Historic: Havelock House in 1959, when it was taken over by Ulster Television from J.M. Ritchie & Co to become the headquarters of the fledgling TV station

Historic: Havelock House in 1959, when it was taken over by Ulster Television from J.M. Ritchie & Co to become the headquarters of the fledgling TV station

A TV historian who objected to the demolition of Havelock House in Belfast has said he will now campaign for it to be listed.

Havelock House was the home of broadcaster UTV from 1959 to 2018, and was bought by a developer which planned to knock it down and built apartments on the Ormeau Road site.

According to records held by the Department for Communities, it was built as a linen warehouse in 1871 for James Thompson & Sons. Before UTV took it over, it had been occupied by JM Ritchie & Co, which made ladies' clothing.

Belfast City Council's planning committee has now voted to reject the application by London firm Olympian Homes.

Reasons included concerns about the impact on residents in Donegall Pass, and the risk the eight-storey block could dominate nearby listed buildings.

TV historian Ken Griffin, who organised the Save Havelock House campaign group, said he was delighted the development was knocked back.

He said: "It was a development which would have a detrimental impact on our built heritage and the lives of local residents. Havelock House is a key part of our shared history and Save Havelock House looks forward to working with stakeholders to ensure that it is redeveloped in a manner which supports the local community.

"Our short-term plan will be to launch a campaign pushing for the building to be given listed status during its 150th anniversary year in 2021."

Historic Environment Division, a section within the Department for Communities, had declined to carrying out a survey to see if the building should be listed. But HED had still objected to the application on the basis of its impact on listed buildings nearby.

Alliance councillor Emmet McDonough-Brown, who spoke against the application at Tuesday's meeting, said he believed the site would make "a great museum or community hub".

Mr Griffin has said the building and studios should be preserved as the last surviving example in Ireland of a studio from the early days of TV broadcasts.

Gerry Kelly, who presented chat show Kelly from Havelock House between 1989 and 2005, said the interior of Havelock House was "like a warren".

"Regardless of all the work they did down the years, it was still a very awkward-shaped building. The location was always good but the building itself never really suited a TV station, no matter how many changes they did to it," he recalled.

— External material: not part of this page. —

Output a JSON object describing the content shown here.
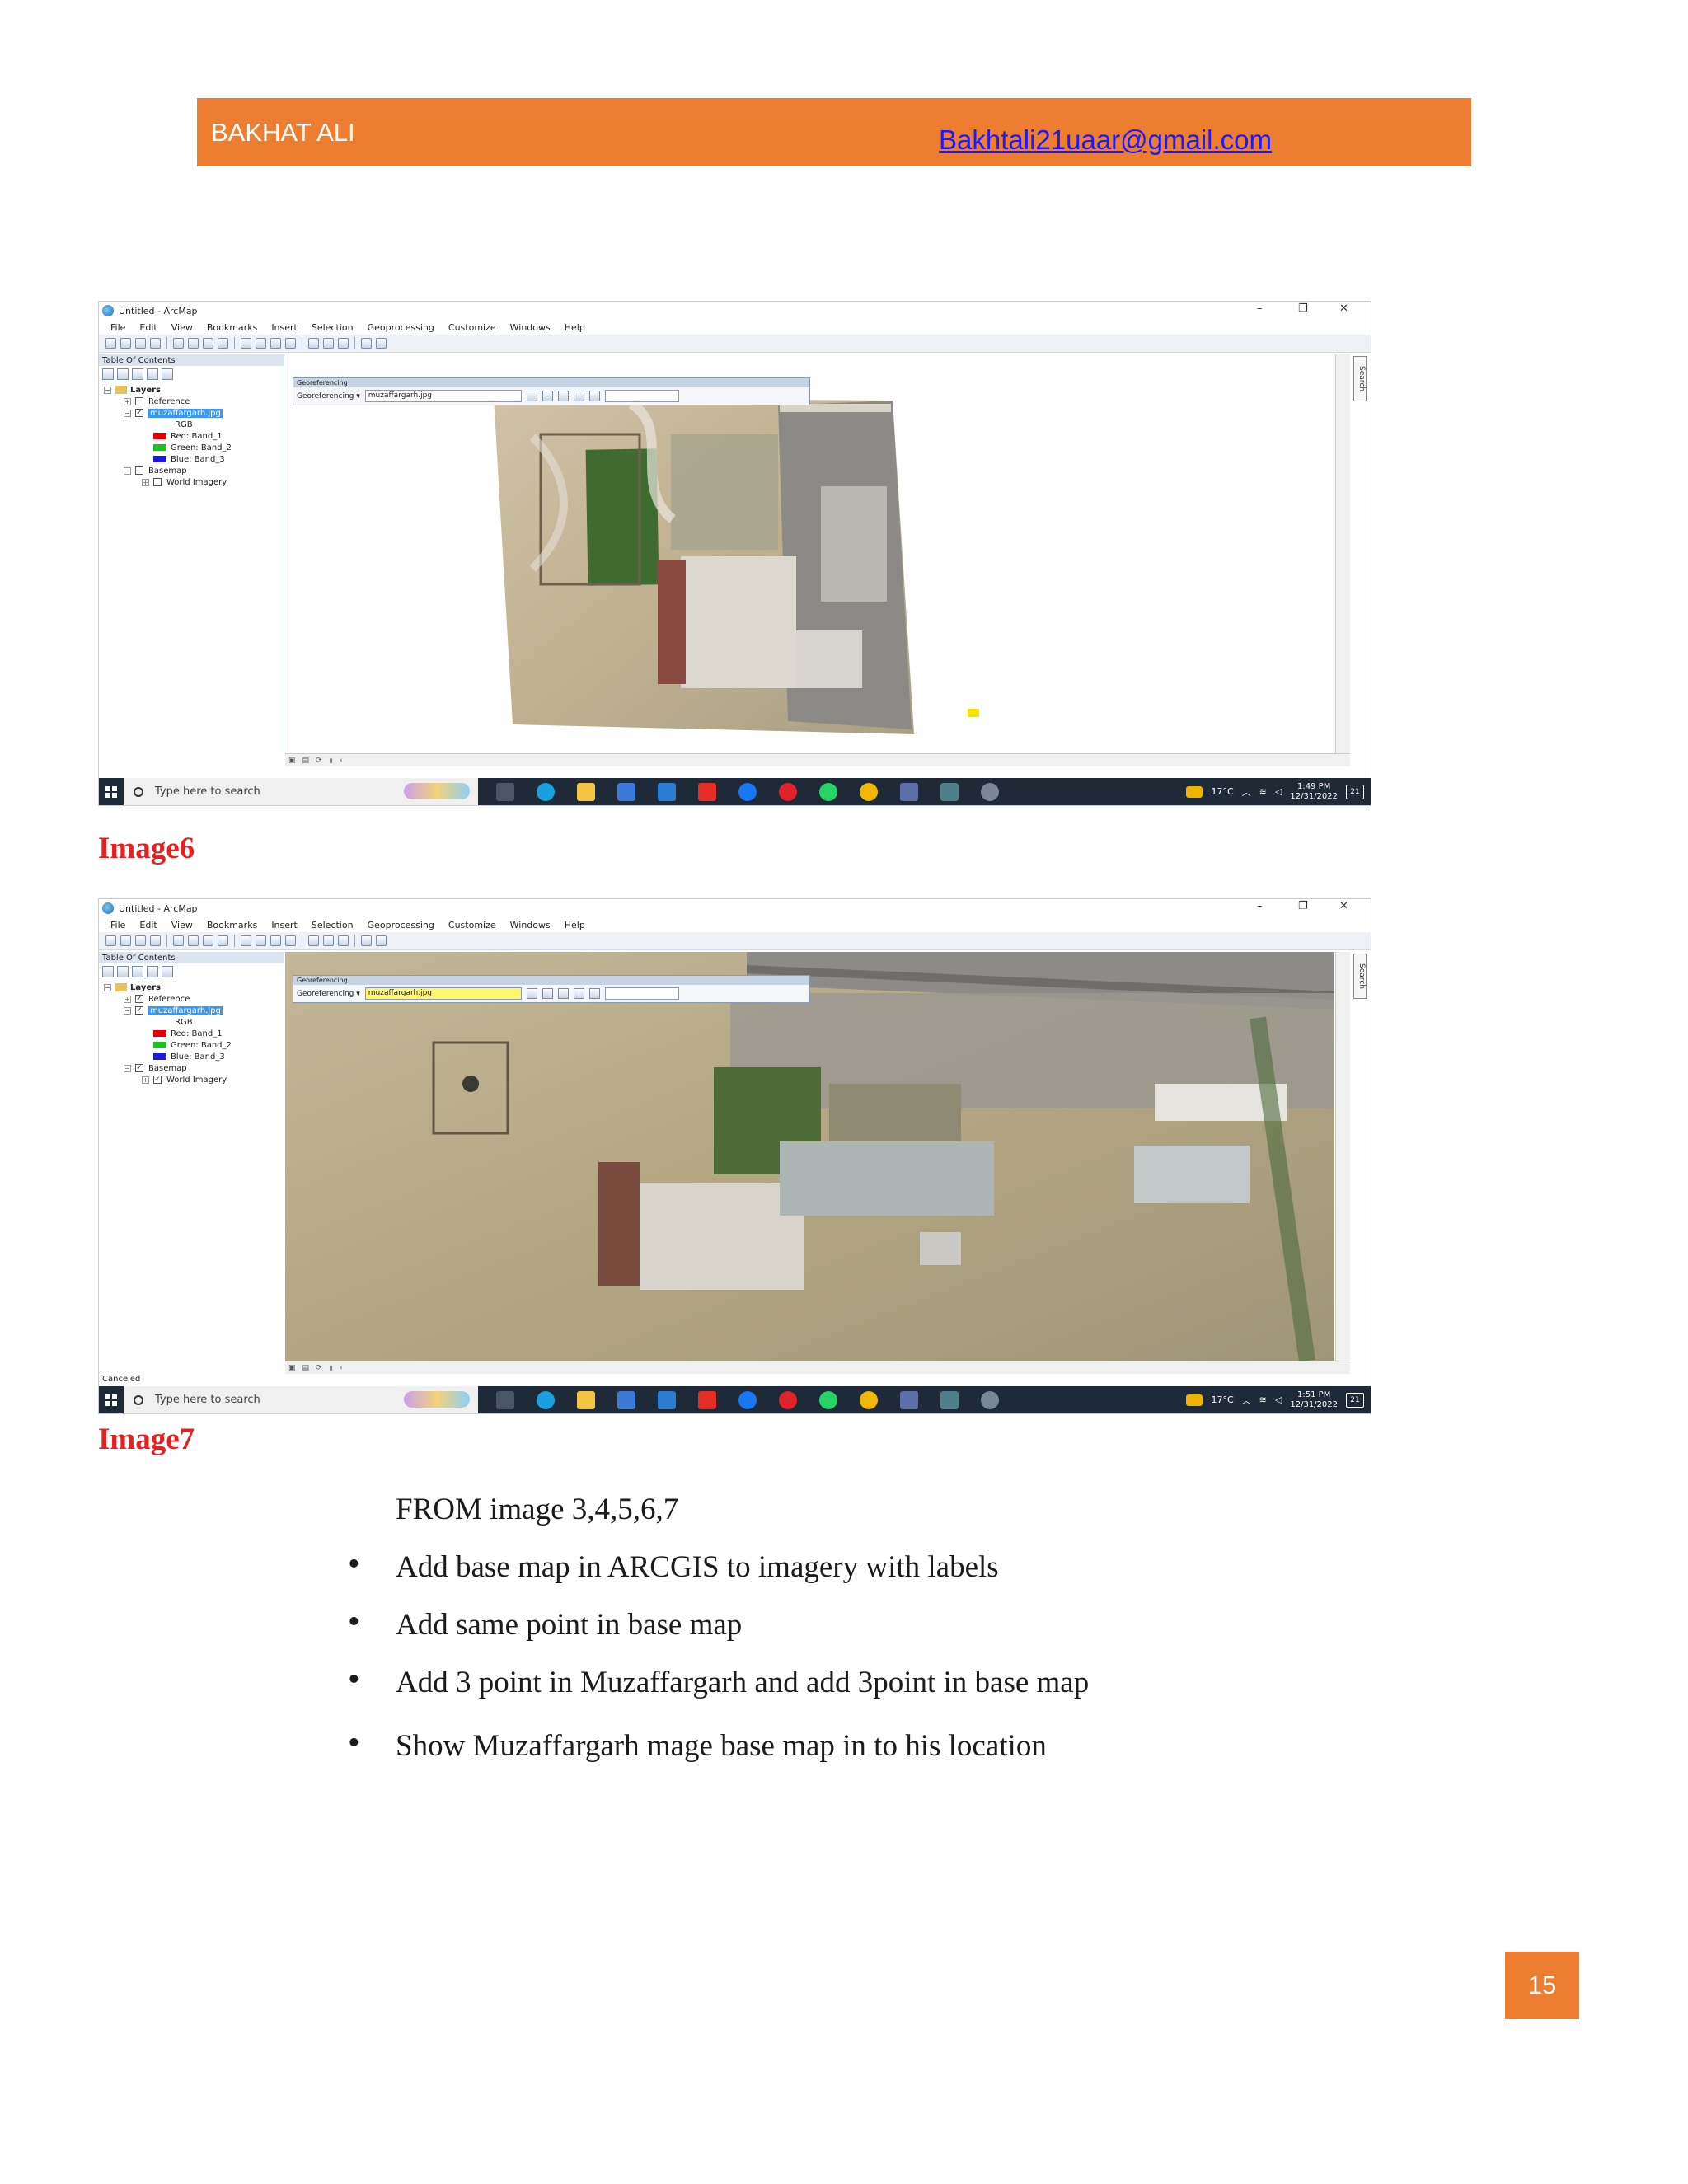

"There was a small studio, and a smaller one where the news was broadcast in the early days. Kelly started in the small studio, then a new one, where Kelly was for 15 or 16 years.

"Every corner of that studio has a memory of me as our guests were a who's who of the 1990s and early 2000s.

"Celine Dion was on the show. My daughter is a massive Celine Dion fan and I told her we had her on, and she nearly died. But Celine Dion was practically an unknown at that time. She had represented Switzerland in the Eurovision Song Contest and that's why we had her on."

He contrasted UTV's present home at City Quays, adding: "UTV's premises now is really an office block and there are no studios as such."